Situasi mulai memuncak sejak Jumat malam (7/6), saat jemaah bergerak bertahap menuju Mina. Puncaknya, saat waktu menunjukkan pukul 01.00 waktu Arab Saudi, kebijakan murur (melewati Muzdalifah tanpa turun) diberlakukan. Namun, karena kemacetan parah, bus tidak dapat melintas sama sekali.
“Karena bus tidak bisa bergerak, jemaah terpaksa turun dan berjalan kaki. Mereka menyusuri jalan sepanjang kurang lebih 4 sampai 8 kilometer,” terang Khoirul Anam, Ketua Kloter SUB 03 yang membawa jemaah dari Kota Kediri dan Kabupaten Tulungagung.

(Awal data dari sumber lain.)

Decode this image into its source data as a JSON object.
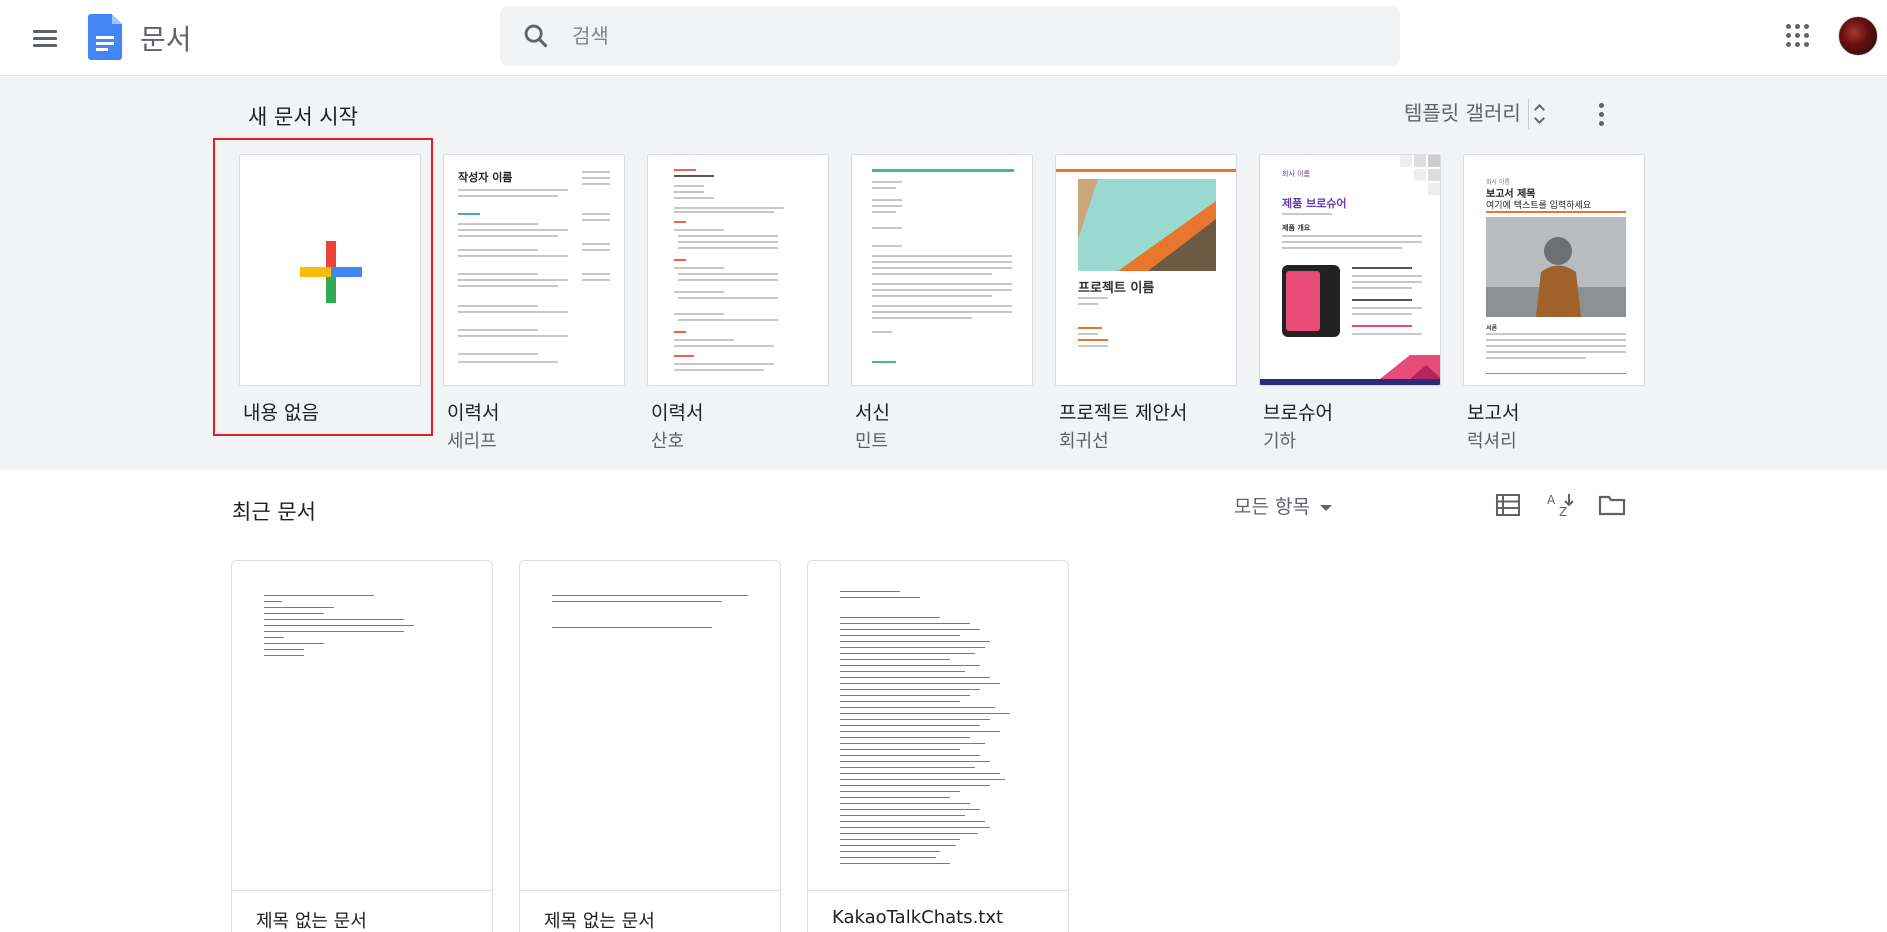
{
  "header": {
    "app_title": "문서",
    "search_placeholder": "검색",
    "icons": [
      "menu-icon",
      "docs-logo-icon",
      "search-icon",
      "apps-grid-icon",
      "avatar"
    ]
  },
  "gallery": {
    "title": "새 문서 시작",
    "toggle_label": "템플릿 갤러리",
    "templates": [
      {
        "name": "내용 없음",
        "sub": ""
      },
      {
        "name": "이력서",
        "sub": "세리프"
      },
      {
        "name": "이력서",
        "sub": "산호"
      },
      {
        "name": "서신",
        "sub": "민트"
      },
      {
        "name": "프로젝트 제안서",
        "sub": "회귀선"
      },
      {
        "name": "브로슈어",
        "sub": "기하"
      },
      {
        "name": "보고서",
        "sub": "럭셔리"
      }
    ],
    "thumb_text": {
      "resume_serif_name": "작성자 이름",
      "project_title": "프로젝트 이름",
      "brochure_company": "회사 이름",
      "brochure_title": "제품 브로슈어",
      "brochure_overview": "제품 개요",
      "report_label": "회사 이름",
      "report_title": "보고서 제목",
      "report_subtitle": "여기에 텍스트를 입력하세요",
      "report_section": "서론"
    }
  },
  "recent": {
    "title": "최근 문서",
    "owner_filter": "모든 항목",
    "docs": [
      {
        "name": "제목 없는 문서"
      },
      {
        "name": "제목 없는 문서"
      },
      {
        "name": "KakaoTalkChats.txt"
      }
    ]
  },
  "colors": {
    "accent_blue": "#4285f4",
    "selection_red": "#e02020",
    "gallery_bg": "#f1f3f4"
  }
}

Kondisi ini tentu tidak mudah, apalagi bagi para lansia dan jemaah berkebutuhan khusus. Meski demikian, Khoirul bersyukur karena jemaah tetap dalam kondisi sehat. Di Mina, konsumsi makanan dinilai cukup dan tersedia dengan baik.
Kekacauan di Arafah dan Muzdalifah, Banyak Jemaah Pingsan dan Tersesat
Cerita berbeda datang dari jemaah asal Kabupaten Kediri, yang tergabung dalam kloter lain. Mereka harus menghadapi kondisi yang jauh lebih pelik. Sejak di Arafah, pembagian tenda yang semrawut membuat jemaah dan petugas terpisah.
Menurut Ahmad Kholil, pembimbing ibadah di Kafilah 46 SUB, tidak semua tenda memiliki khotib atau imam saat wukuf. Akibatnya, beberapa jemaah putri harus difasilitasi oleh petugas dari KBIHU agar tetap bisa menjalankan wukuf dengan khusyuk.
Belum selesai persoalan di Arafah, saat pergeseran ke Muzdalifah, antrean bus menjadi titik kekacauan berikutnya. Kurangnya personel syarikah yang mengatur arus keluar-masuk jemaah menyebabkan antrean tak terkendali. Jemaah wanita banyak yang pingsan karena harus berdiri berjam-jam dalam desakan. Teriakan, keluhan, bahkan tangisan terdengar di tengah antrean.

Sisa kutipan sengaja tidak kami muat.